Desde o início de agosto, O GLOBO também acompanha grupos de WhatsApp formados por candidatas para trocar experiências e discutir estratégias de atuação conjunta na hora de cobrarem seus partidos. A maior parte dos relatos é de dificuldades para obter recursos e candidaturas "só para preencher cota".

 

"Eu não pedi pra ser candidata de nada. Primeiro os meus compromissos que são muitos aliás. Só aceitei ser candidata para preencher a cota das mulheres. Só vou participar quando for possível", escreveu no grupo uma dessas mulheres, que pediu anonimato por medo de retaliações políticas.

O Observatório da Ordem dos Advogados do Brasil (OAB) para as eleições monitora a situação de candidatas mulheres para identificar situações em que elas são usadas para fraudar a cota de gênero. Até agora, porém, não registrou qualquer denúncia do tipo. — O que a gente identifica é que as mulheres têm dificuldade de fazer qualquer denúncia, sobretudo as que são candidatas ao cargo de vereador, pois temem retaliações — diz Sidney Neves, presidente da Comissão de Direito Eleitoral da OAB e responsável pelo observatório.

 

'Punição desproporcional'

A punição de mulheres em casos envolvendo candidaturas laranjas, no entanto, virou tema de discussão no TSE em um julgamento concluído no dia 15 de agosto. Na ocasião, a Corte entendeu que o Republicanos fraudou a cota feminina em Granjeiro, município cearense a 415 quilômetros de Fortaleza, e determinou a cassação de toda a chapa eleita em 2020. O partido negar ter cometido a irregularidade. Entre os quatro vereadores que perderam o mandato estava Renagila Viana, a única mulher na Câmara Municipal.

 

— Parece-me um contrassenso político-normativo que a sanção de violação à cota de gênero nas eleições municipais redunde exatamente na redução de mulheres no parlamento municipal e, consequentemente, no afastamento ainda maior das mulheres na política — disse o ministro Floriano de Azevedo Marques durante o julgamento. Ele foi acompanhado por outros três magistrados, mas terminou vencido.

 

O advogado Raul Bittencourt, que defendeu Renagila no TSE, entende que o mandato da vereadora deveria ter sido mantido, inclusive porque ela foi a segunda mais votada na eleição da cidade.

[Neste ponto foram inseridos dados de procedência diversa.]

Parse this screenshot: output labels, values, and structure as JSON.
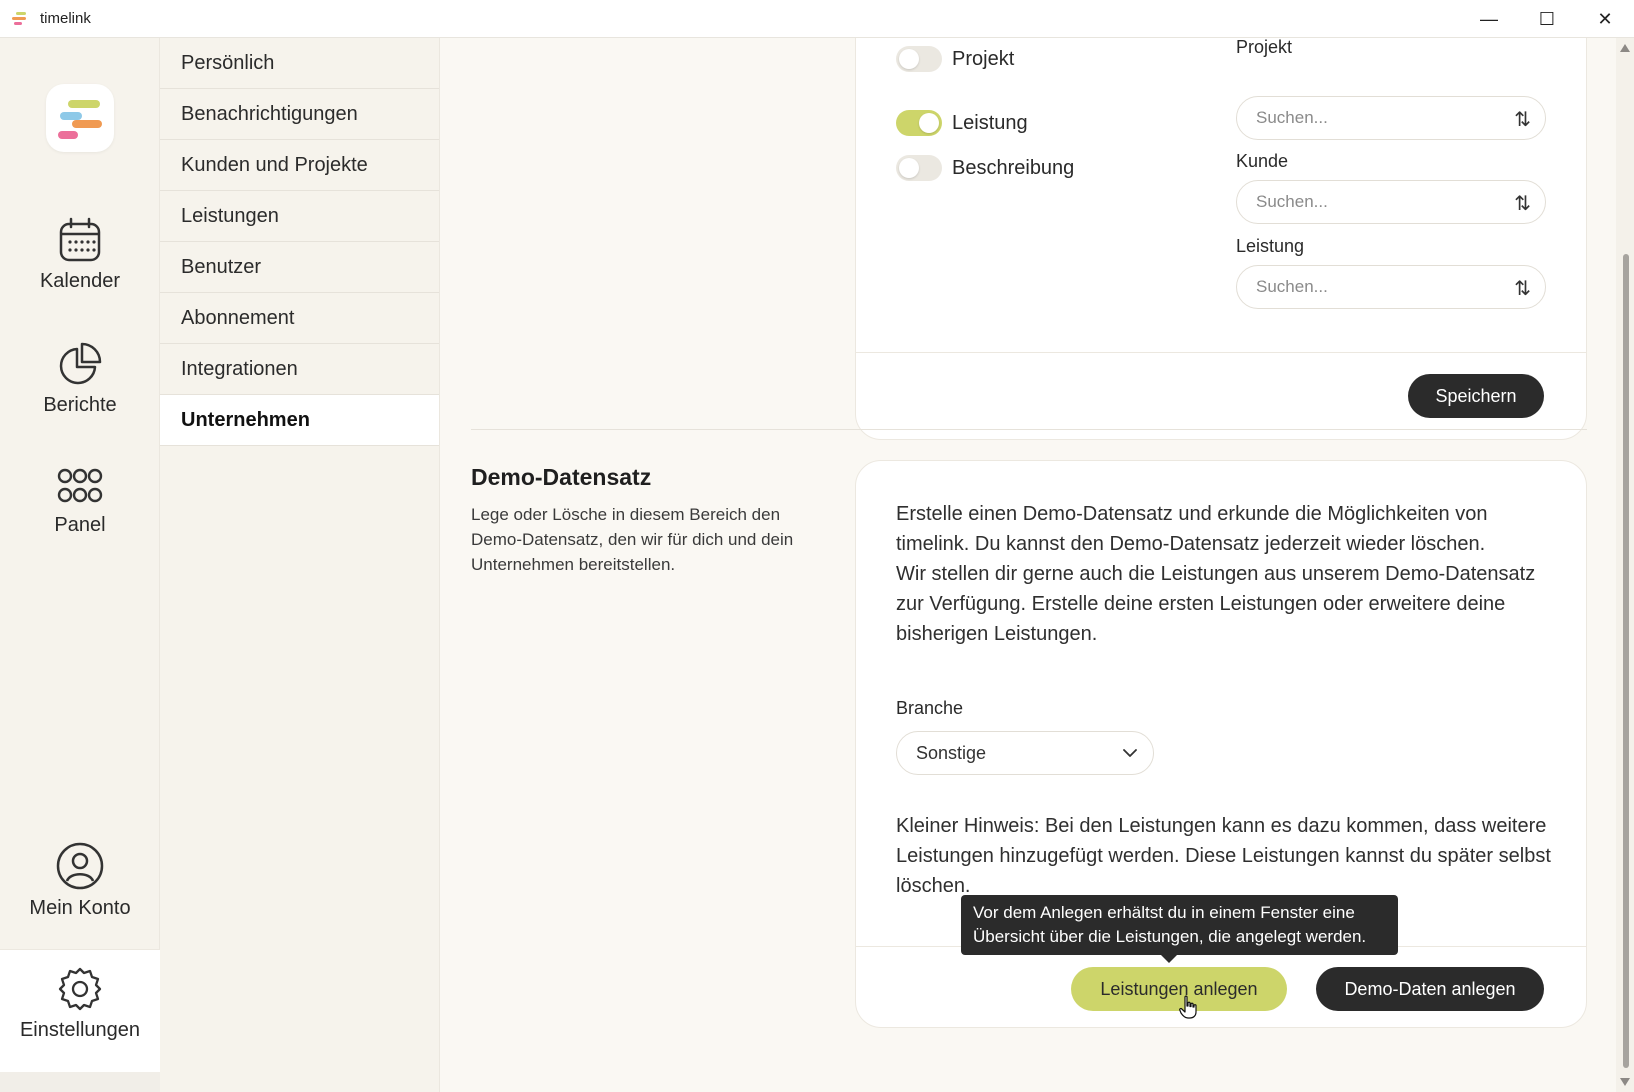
{
  "window": {
    "title": "timelink",
    "minimize": "—",
    "maximize": "☐",
    "close": "✕"
  },
  "colors": {
    "accent": "#cdd56a",
    "dark": "#2b2b2b",
    "logo_green": "#cdd56a",
    "logo_orange": "#f09a52",
    "logo_pink": "#ec6f9a",
    "logo_blue": "#8ec9e8"
  },
  "leftnav": {
    "items": [
      {
        "label": "Kalender",
        "icon": "calendar-icon"
      },
      {
        "label": "Berichte",
        "icon": "pie-chart-icon"
      },
      {
        "label": "Panel",
        "icon": "grid-icon"
      },
      {
        "label": "Mein Konto",
        "icon": "user-circle-icon"
      },
      {
        "label": "Einstellungen",
        "icon": "gear-icon"
      }
    ]
  },
  "submenu": {
    "items": [
      "Persönlich",
      "Benachrichtigungen",
      "Kunden und Projekte",
      "Leistungen",
      "Benutzer",
      "Abonnement",
      "Integrationen",
      "Unternehmen"
    ],
    "active": "Unternehmen"
  },
  "top_card": {
    "toggles": [
      {
        "label": "Projekt",
        "on": false
      },
      {
        "label": "Leistung",
        "on": true
      },
      {
        "label": "Beschreibung",
        "on": false
      }
    ],
    "fields": [
      {
        "label": "Projekt",
        "placeholder": "Suchen..."
      },
      {
        "label": "Kunde",
        "placeholder": "Suchen..."
      },
      {
        "label": "Leistung",
        "placeholder": "Suchen..."
      }
    ],
    "sort_icon": "⇅",
    "save_label": "Speichern"
  },
  "demo": {
    "title": "Demo-Datensatz",
    "description": "Lege oder Lösche in diesem Bereich den Demo-Datensatz, den wir für dich und dein Unternehmen bereitstellen.",
    "intro_lines": [
      "Erstelle einen Demo-Datensatz und erkunde die Möglichkeiten von",
      "timelink. Du kannst den Demo-Datensatz jederzeit wieder löschen.",
      "Wir stellen dir gerne auch die Leistungen aus unserem Demo-Datensatz",
      "zur Verfügung. Erstelle deine ersten Leistungen oder erweitere deine",
      "bisherigen Leistungen."
    ],
    "branche_label": "Branche",
    "branche_value": "Sonstige",
    "hint_lines": [
      "Kleiner Hinweis: Bei den Leistungen kann es dazu kommen, dass weitere",
      "Leistungen hinzugefügt werden. Diese Leistungen kannst du später selbst",
      "löschen."
    ],
    "tooltip_lines": [
      "Vor dem Anlegen erhältst du in einem Fenster eine",
      "Übersicht über die Leistungen, die angelegt werden."
    ],
    "create_services_label": "Leistungen anlegen",
    "create_demo_label": "Demo-Daten anlegen"
  }
}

— O que a gente observa é que essa é uma punição desproporcional, sobretudo quando uma mulher que foi eleita com tantos votos é atingida. A representatividade, que é o objetivo das cotas, acaba também sendo atingida — afirmou Bittencourt.

Apesar da cassação, o tribunal entendeu que Renagila não participou do esquema de candidaturas legendas e não aplicou a pena de inelegibilidade a ela.

 

O caso de Granjeiro não foi isolado. O mesmo motivo levou a vereadora Simone Lima a perder o mandato conquistado em 2020 na Câmara Municipal de São Miguel dos Campos (AL), a 56 quilômetros de Maceió. Ela teve que deixar a cadeira na cidade de pouco mais de 60 mil habitantes depois que a sua chapa foi cassada por fraude à cota de gênero. Após trocar sua antiga sigla, o PP, e se filiar ao PV, neste ano ela decidiu se candidatar novamente, mas diz ter ficado mais vigilante em relação às candidaturas de mulheres.

 

— Da outra vez não fiquei tão atenta, me preocupei apenas com a minha campanha e perdi o meu mandato. Neste ano, estou vigilante — afirmou ela.